The Hungarian foreign minister, Peter Szijjarto, announced the visit, to take place on 17 February, on Hungarian radio on Wednesday (21 January).
"We will have bilateral and geopolitical issues on the agenda, including the energy security of central Europe. Energy issues have become more urgent with the shelving of the South Stream pipeline”, he said.
“Ukraine will be on the agenda too”, he added.
"It’s clear that the European sanctions and the Russian measures in response have hampered trade and economic ties between the EU and Russia, and it's true for Hungary and Russia as well”.
The event is being billed as a “working visit” rather than a fully-fledged state visit, meaning less fancy protocol.
But it is proving controversial, with at least one Facebook page launched the same day calling for anti-Putin protests when he arrives.
Meanwhile, EU leaders, including Orban, at a summit last March said in their conclusions that “member states will not hold bilateral regular summits [with Russia] for the time being”.
The diplomatic sanction came after Russia annexed Crimea.
But the crisis quickly got worse with Russia’s covert invasion of east Ukraine.
It got worse again on the eve of Szijjarto’s announcement, with the US ambassador to Ukraine, Geoffrey Pyatt, telling the BBC on Tuesday that “Russian [military] equipment” in the past 48 hours is being massed in south-east Ukraine in what he called a “significant escalation”.
Hungarian diplomatic sources downplayed the severity of the EU ban in comments to EUobserver.
They noted that EU leaders keep meeting with Putin despite his pariah status.
The Austrian chancellor invited him to Vienna last June and the Finnish president met him in Sochi, in south-west Russia, last August.
British, French, Italian, and German leaders have also held bilateral meetings with him in the margins of international events in France, Italy, and Australia, or, as in the case of French president Francois Hollande i, during a stop-over at a Moscow airport.
Hungarian diplomats also say the 17 February event is not a “regular” summit on Hungary-Russia ties, but a “special” event based on Hungary’s proximity to the Ukraine conflict.

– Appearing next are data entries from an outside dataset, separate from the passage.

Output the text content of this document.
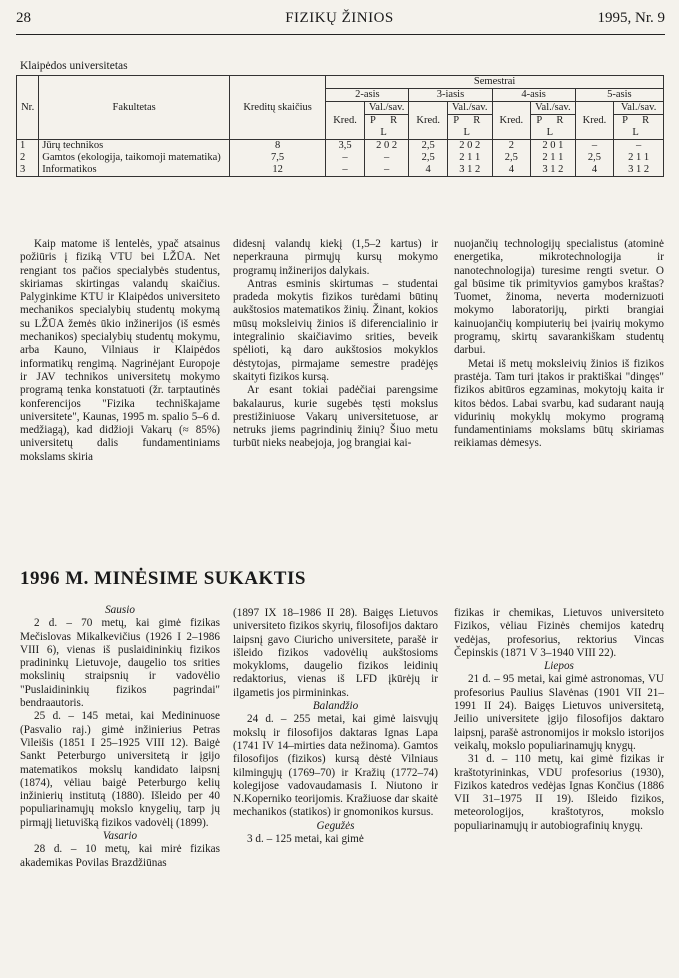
28	FIZIKŲ ŽINIOS	1995, Nr. 9
Klaipėdos universitetas
Nr.	Fakultetas	Kreditų skaičius	Semestrai							
			2-asis		3-iasis		4-asis		5-asis	
			Kred.	Val./sav.	Kred.	Val./sav.	Kred.	Val./sav.	Kred.	Val./sav.
				P R L		P R L		P R L		P R L
1	Jūrų technikos	8	3,5	2 0 2	2,5	2 0 2	2	2 0 1	–	–
2	Gamtos (ekologija, taikomoji matematika)	7,5	–	–	2,5	2 1 1	2,5	2 1 1	2,5	2 1 1
3	Informatikos	12	–	–	4	3 1 2	4	3 1 2	4	3 1 2

Kaip matome iš lentelės, ypač atsainus požiūris į fiziką VTU bei LŽŪA. Net rengiant tos pačios specialybės studentus, skiriamas skirtingas valandų skaičius. Palyginkime KTU ir Klaipėdos universiteto mechanikos specialybių studentų mokymą su LŽŪA žemės ūkio inžinerijos (iš esmės mechanikos) specialybių studentų mokymu, arba Kauno, Vilniaus ir Klaipėdos informatikų rengimą. Nagrinėjant Europoje ir JAV technikos universitetų mokymo programą tenka konstatuoti (žr. tarptautinės konferencijos "Fizika techniškajame universitete", Kaunas, 1995 m. spalio 5–6 d. medžiagą), kad didžioji Vakarų (≈ 85%) universitetų dalis fundamentiniams mokslams skiria

didesnį valandų kiekį (1,5–2 kartus) ir neperkrauna pirmųjų kursų mokymo programų inžinerijos dalykais.

Antras esminis skirtumas – studentai pradeda mokytis fizikos turėdami būtinų aukštosios matematikos žinių. Žinant, kokios mūsų moksleivių žinios iš diferencialinio ir integralinio skaičiavimo srities, beveik spėlioti, ką daro aukštosios mokyklos dėstytojas, pirmajame semestre pradėjęs skaityti fizikos kursą.

Ar esant tokiai padėčiai parengsime bakalaurus, kurie sugebės tęsti mokslus prestižiniuose Vakarų universitetuose, ar netruks jiems pagrindinių žinių? Šiuo metu turbūt nieks neabejoja, jog brangiai kai-

nuojančių technologijų specialistus (atominė energetika, mikrotechnologija ir nanotechnologija) turesime rengti svetur. O gal būsime tik primityvios gamybos kraštas? Tuomet, žinoma, neverta modernizuoti mokymo laboratorijų, pirkti brangiai kainuojančių kompiuterių bei įvairių mokymo programų, skirtų savarankiškam studentų darbui.

Metai iš metų moksleivių žinios iš fizikos prastėja. Tam turi įtakos ir praktiškai "dingęs" fizikos abitūros egzaminas, mokytojų kaita ir kitos bėdos. Labai svarbu, kad sudarant naują vidurinių mokyklų mokymo programą fundamentiniams mokslams būtų skiriamas reikiamas dėmesys.

1996 M. MINĖSIME SUKAKTIS

Sausio

2 d. – 70 metų, kai gimė fizikas Mečislovas Mikalkevičius (1926 I 2–1986 VIII 6), vienas iš puslaidininkių fizikos pradininkų Lietuvoje, daugelio tos srities mokslinių straipsnių ir vadovėlio "Puslaidininkių fizikos pagrindai" bendraautoris.

25 d. – 145 metai, kai Medininuose (Pasvalio raj.) gimė inžinierius Petras Vileišis (1851 I 25–1925 VIII 12). Baigė Sankt Peterburgo universitetą ir įgijo matematikos mokslų kandidato laipsnį (1874), vėliau baigė Peterburgo kelių inžinierių institutą (1880). Išleido per 40 populiarinamųjų mokslo knygelių, tarp jų pirmąjį lietuvišką fizikos vadovėlį (1899).

Vasario

28 d. – 10 metų, kai mirė fizikas akademikas Povilas Brazdžiūnas

(1897 IX 18–1986 II 28). Baigęs Lietuvos universiteto fizikos skyrių, filosofijos daktaro laipsnį gavo Ciuricho universitete, parašė ir išleido fizikos vadovėlių aukštosioms mokykloms, daugelio fizikos leidinių redaktorius, vienas iš LFD įkūrėjų ir ilgametis jos pirmininkas.

Balandžio

24 d. – 255 metai, kai gimė laisvųjų mokslų ir filosofijos daktaras Ignas Lapa (1741 IV 14–mirties data nežinoma). Gamtos filosofijos (fizikos) kursą dėstė Vilniaus kilmingųjų (1769–70) ir Kražių (1772–74) kolegijose vadovaudamasis I. Niutono ir N.Koperniko teorijomis. Kražiuose dar skaitė mechanikos (statikos) ir gnomonikos kursus.

Gegužės

3 d. – 125 metai, kai gimė

fizikas ir chemikas, Lietuvos universiteto Fizikos, vėliau Fizinės chemijos katedrų vedėjas, profesorius, rektorius Vincas Čepinskis (1871 V 3–1940 VIII 22).

Liepos

21 d. – 95 metai, kai gimė astronomas, VU profesorius Paulius Slavėnas (1901 VII 21–1991 II 24). Baigęs Lietuvos universitetą, Jeilio universitete įgijo filosofijos daktaro laipsnį, parašė astronomijos ir mokslo istorijos veikalų, mokslo populiarinamųjų knygų.

31 d. – 110 metų, kai gimė fizikas ir kraštotyrininkas, VDU profesorius (1930), Fizikos katedros vedėjas Ignas Končius (1886 VII 31–1975 II 19). Išleido fizikos, meteorologijos, kraštotyros, mokslo populiarinamųjų ir autobiografinių knygų.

They added that Orban is co-ordinating diplomacy with fellow EU leaders: German chancellor Angela Merkel i will visit Budapest on 2 February, while Orban will go to Warsaw and Kiev before meeting Putin.

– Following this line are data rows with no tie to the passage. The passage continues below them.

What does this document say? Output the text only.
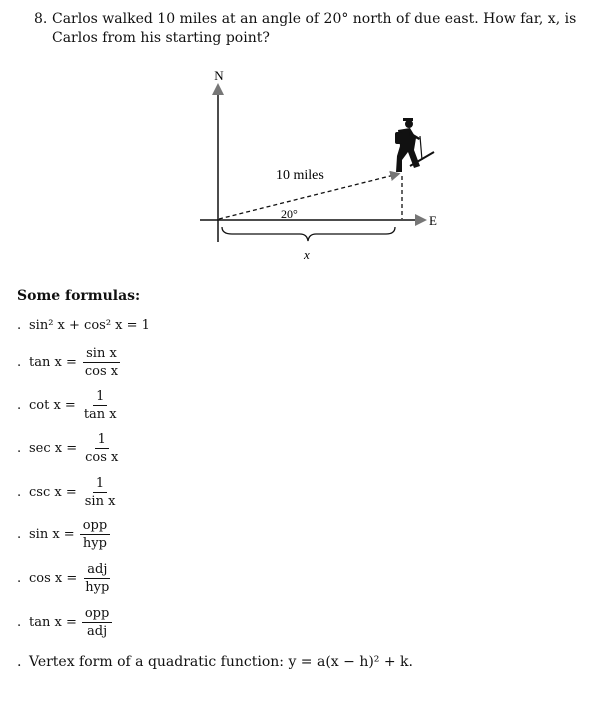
8. Carlos walked 10 miles at an angle of 20° north of due east. How far, x, is Carlos from his starting point?
N
E
10 miles
20°
x
Some formulas:
. sin² x + cos² x = 1
. $\tan x = \frac{\text{sin x}}{\text{cos x}}$
. $\cot x = \frac{1}{\text{tan x}}$
. $\sec x = \frac{1}{\text{cos x}}$
. $\csc x = \frac{1}{\text{sin x}}$
. $\sin x = \frac{\text{opp}}{\text{hyp}}$
. $\cos x = \frac{\text{adj}}{\text{hyp}}$
. $\tan x = \frac{\text{opp}}{\text{adj}}$
. Vertex form of a quadratic function: y = a(x − h)² + k.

The EU institutions also showed sympathy.
“The main target of the diplomatic sanction at the time [last March] were the regular EU-Russia summits, which have been suspended”, an EU source said.
The contact added there is “no definition” of what is a “bilateral regular” summit: “We have to consider, on a case by case basis, whether any given meeting is in the spirit of the diplomatic sanctions”.
Orban has publicly criticised EU sanctions on Russia.
He also tried to defy EU legal objections to building South Stream, a Russian gas pipeline bypassing Ukraine, before Putin abruptly cancelled the project in December.
EU sanctions on Russia will begin to expire from March onward unless there is a consensus to extend them.
EU diplomatic sources earlier told this website that Russia is targeting Hungary, Cyprus, and Italy as potential veto-wielders.
But Szijjarto, at a foreign ministers’ meeting in Brussels on Monday, toed the German line, telling press “there can be no positive change” unless Russia abides by the so-called Minsk ceasefire accords.
He added on the radio on Tuesday: “It’s in Hungary's interest to have a strong and stable neighbour, and for the conflict to be resolved through negotiations as soon as possible. For that to happen, all sides must respect the Minsk agreement”.